The role in the Christian life of suffering
Then there is the principle of the role of suffering. No one says suffering is good. It is evil. It is part of our fallen estate. But it is not a biblical principle to avoid all suffering at all costs. In reality, our faith is often deepened and matured by the trials and sufferings that come our way. Take the seemingly inexplicable sufferings of Job. We now know that these had meaning in God’s plan. When we seek to end someone’s suffering by ending their life, we are ruling out the possibility of God’s healing work in their lives and ending any chance of God completing a work in the person that may only be completed through suffering.
The death experiment
Euthanasia in places where it has been fully legalised has now enabled researchers to see how it has affected people. We can ask questions like “Is euthanasia really being used in the best interests of the people and has it brought about comfort in the minds of those who fear suffering a long and lingering death?”

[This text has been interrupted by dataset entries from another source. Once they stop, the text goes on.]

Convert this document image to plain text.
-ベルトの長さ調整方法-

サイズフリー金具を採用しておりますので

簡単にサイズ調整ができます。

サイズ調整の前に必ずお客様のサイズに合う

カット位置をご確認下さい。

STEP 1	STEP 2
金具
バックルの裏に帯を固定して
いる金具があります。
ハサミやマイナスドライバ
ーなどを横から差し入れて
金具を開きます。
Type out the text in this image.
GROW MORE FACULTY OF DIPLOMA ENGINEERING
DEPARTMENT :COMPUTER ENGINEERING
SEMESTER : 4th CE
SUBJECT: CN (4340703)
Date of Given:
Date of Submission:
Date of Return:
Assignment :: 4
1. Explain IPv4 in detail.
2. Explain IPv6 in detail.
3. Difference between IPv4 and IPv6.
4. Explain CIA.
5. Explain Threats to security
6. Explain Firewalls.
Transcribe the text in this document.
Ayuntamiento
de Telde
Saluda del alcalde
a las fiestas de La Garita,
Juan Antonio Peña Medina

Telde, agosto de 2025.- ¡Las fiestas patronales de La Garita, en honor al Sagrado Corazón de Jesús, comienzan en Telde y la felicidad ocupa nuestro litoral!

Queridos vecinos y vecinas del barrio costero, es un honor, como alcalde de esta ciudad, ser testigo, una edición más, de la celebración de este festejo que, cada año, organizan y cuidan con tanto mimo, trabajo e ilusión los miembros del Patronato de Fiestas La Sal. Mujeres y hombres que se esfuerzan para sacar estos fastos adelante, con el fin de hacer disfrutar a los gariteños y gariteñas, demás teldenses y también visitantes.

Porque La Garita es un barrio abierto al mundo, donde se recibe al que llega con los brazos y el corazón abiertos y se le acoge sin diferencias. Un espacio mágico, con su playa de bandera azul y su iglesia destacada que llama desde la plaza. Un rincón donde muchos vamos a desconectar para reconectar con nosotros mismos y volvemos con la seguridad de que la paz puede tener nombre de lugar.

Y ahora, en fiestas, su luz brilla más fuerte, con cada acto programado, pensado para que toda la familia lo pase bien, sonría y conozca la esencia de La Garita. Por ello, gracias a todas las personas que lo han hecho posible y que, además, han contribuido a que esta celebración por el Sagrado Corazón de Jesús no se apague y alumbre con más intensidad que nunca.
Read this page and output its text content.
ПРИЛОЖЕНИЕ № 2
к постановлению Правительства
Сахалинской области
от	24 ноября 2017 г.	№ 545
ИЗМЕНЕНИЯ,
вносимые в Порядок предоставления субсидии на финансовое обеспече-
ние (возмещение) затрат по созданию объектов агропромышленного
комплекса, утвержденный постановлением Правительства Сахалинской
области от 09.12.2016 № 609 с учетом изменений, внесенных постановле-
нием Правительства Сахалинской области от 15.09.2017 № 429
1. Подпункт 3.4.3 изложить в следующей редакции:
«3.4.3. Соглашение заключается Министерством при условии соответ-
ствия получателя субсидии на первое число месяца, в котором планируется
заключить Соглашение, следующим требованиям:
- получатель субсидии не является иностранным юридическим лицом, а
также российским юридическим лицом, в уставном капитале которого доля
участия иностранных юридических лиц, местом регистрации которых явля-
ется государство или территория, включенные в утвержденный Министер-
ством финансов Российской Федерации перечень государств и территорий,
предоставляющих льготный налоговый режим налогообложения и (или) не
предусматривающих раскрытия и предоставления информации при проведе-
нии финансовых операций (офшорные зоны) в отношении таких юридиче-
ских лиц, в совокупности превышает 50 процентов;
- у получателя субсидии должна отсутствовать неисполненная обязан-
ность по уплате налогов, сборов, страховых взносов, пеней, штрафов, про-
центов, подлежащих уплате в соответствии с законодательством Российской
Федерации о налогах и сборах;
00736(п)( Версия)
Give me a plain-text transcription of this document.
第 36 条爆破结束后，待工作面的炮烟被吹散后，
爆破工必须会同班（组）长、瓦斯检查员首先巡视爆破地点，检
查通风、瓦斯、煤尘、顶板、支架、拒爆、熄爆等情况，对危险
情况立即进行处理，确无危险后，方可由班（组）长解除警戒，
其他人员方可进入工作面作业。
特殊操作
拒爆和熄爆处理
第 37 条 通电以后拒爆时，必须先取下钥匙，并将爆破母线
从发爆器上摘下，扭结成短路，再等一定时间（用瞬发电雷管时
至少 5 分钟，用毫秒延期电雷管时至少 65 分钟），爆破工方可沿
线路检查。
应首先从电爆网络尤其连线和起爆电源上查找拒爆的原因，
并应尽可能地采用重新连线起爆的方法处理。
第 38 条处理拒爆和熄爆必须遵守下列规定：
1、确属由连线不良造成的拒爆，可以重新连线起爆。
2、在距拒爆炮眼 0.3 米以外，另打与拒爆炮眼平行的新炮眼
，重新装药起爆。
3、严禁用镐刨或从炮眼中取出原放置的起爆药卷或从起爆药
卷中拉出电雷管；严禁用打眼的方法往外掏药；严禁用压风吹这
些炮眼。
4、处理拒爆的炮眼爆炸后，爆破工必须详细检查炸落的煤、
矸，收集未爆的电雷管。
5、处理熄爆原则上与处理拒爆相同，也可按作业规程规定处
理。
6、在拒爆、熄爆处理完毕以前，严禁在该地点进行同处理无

What we do know about, by way of illustration, is that a Dutch governmental review some years ago revealed that 45% of hospital-based assisted deaths in Holland in the last few years have occurred without adequate patient or family consent. This has happened even though it is illegal there to “mercy” kill someone without personal or family consent. And it is this potential abuse of euthanasia by medical doctors which causes deep ripples of disturbance and fear throughout the Dutch population, and particularly with Dutch elderly. When your doctor is given the legal right to terminate your life, which goes in direct contradiction to the Hippocratic oath doctors have been bound by for hundreds of year, is it any surprise that a 1990 Dutch study done in nursing homes revealed that more than half feared being euthanised against their will. Even beyond that, 9 out of every 10 people in this same survey opposed euthanasia altogether.
And so we need to register in my view that neither Christian conscience, nor the Bible, nor precedent from current practice can sanction active, deliberate euthanasia. Its irrevocability, its interference with God as Lord of life and death, its interruption of what the dying person may be doing in the Spirit for others, its terminating of the sufferer’s eternal business with his or her Maker, its violation of the sanctity of life, its destruction of the trust that needs to be in place between patient in doctor — all these make euthanasia unacceptable. May we never legalise this in our nation.